O ponto é: naquele momento, era possível gerar um superavit primário de 3% do PIB? Com crescimento baixo, sem regras anuais, sem a renegociação da dívida dos Estados, não havia condições. A Lei de Responsabilidade Fiscal é de maio de 2000. Antes disso, não tínhamos condições.

O que dá para criticar é que as metas de superavit primário poderiam ter sido estabelecidas desde 1994. Naquela época já se sabia que, mesmo controlando a inflação inercial, seria necessário controlar a parte fiscal.

SC: Como o senhor vê a situação atual?

FS: Hoje, a crítica é outra. Uma vez que já existia um regime funcionando, o governo abandonou essas regras e não colocou nada no lugar.

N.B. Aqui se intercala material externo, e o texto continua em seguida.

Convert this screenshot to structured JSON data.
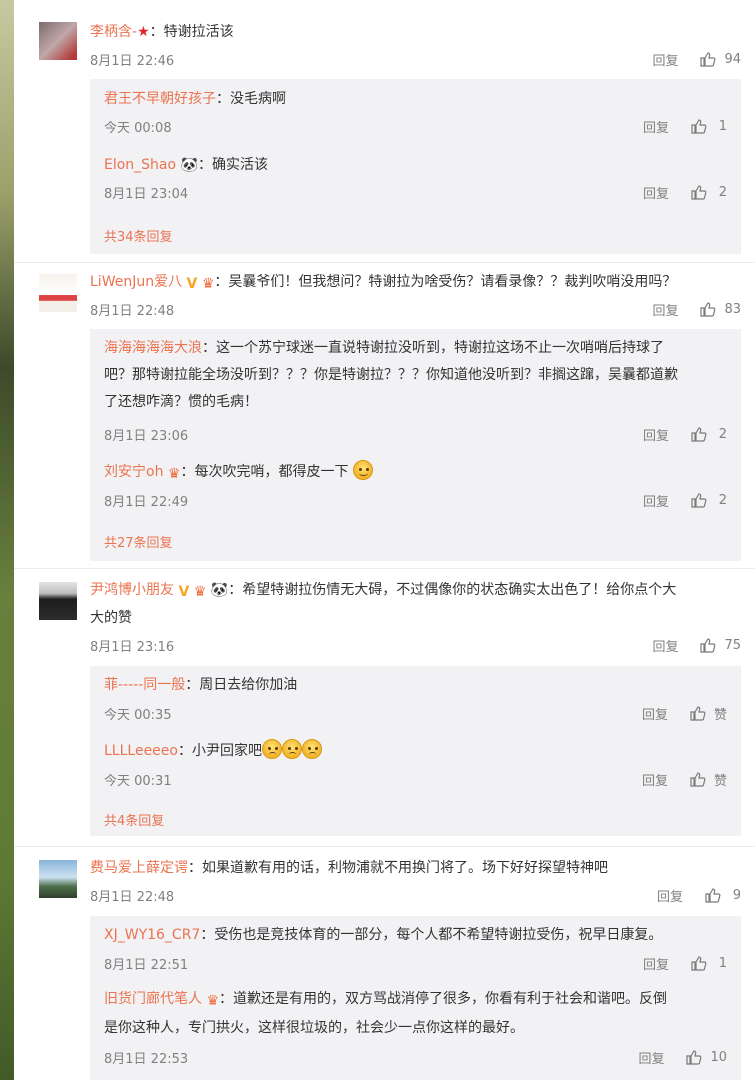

O custo da dívida está aumentando a todo vapor. As taxas bateram quase 7%, mesmo nos títulos mais longos. O mercado está dizendo: ‘Esse regime fiscal novo é pior. Gera um esforço fiscal menor’.

Opinião

Dilma abandonou um regime que estava dando certo, como disse Felipe Salto.

Não faltam sinais de que a ''nova matriz econômica'' não deu frutos. Durante o atual governo, o PIB desacelerou, a inflação aumentou, as contas externas pioraram, a indústria encolheu e os juros voltaram a subir. O modelo precisa mudar.

Isso posto, não custa lembrar um pouco do nosso passado. FHC, um defensor da responsabilidade fiscal, enfrentou uma situação interna e externa adversa durante o seu governo. Mas, no seu primeiro mandato, quando o superavit primário federal foi de apenas 0,3% do PIB, o presidente tinha também outro objetivo muito claro: convencer o Congresso a aprovar a reeleição.

De 1991 até hoje, o único ano em que o governo federal não conseguir fazer superavit primário foi 1997, quando a emenda da reeleição passou no Legislativo.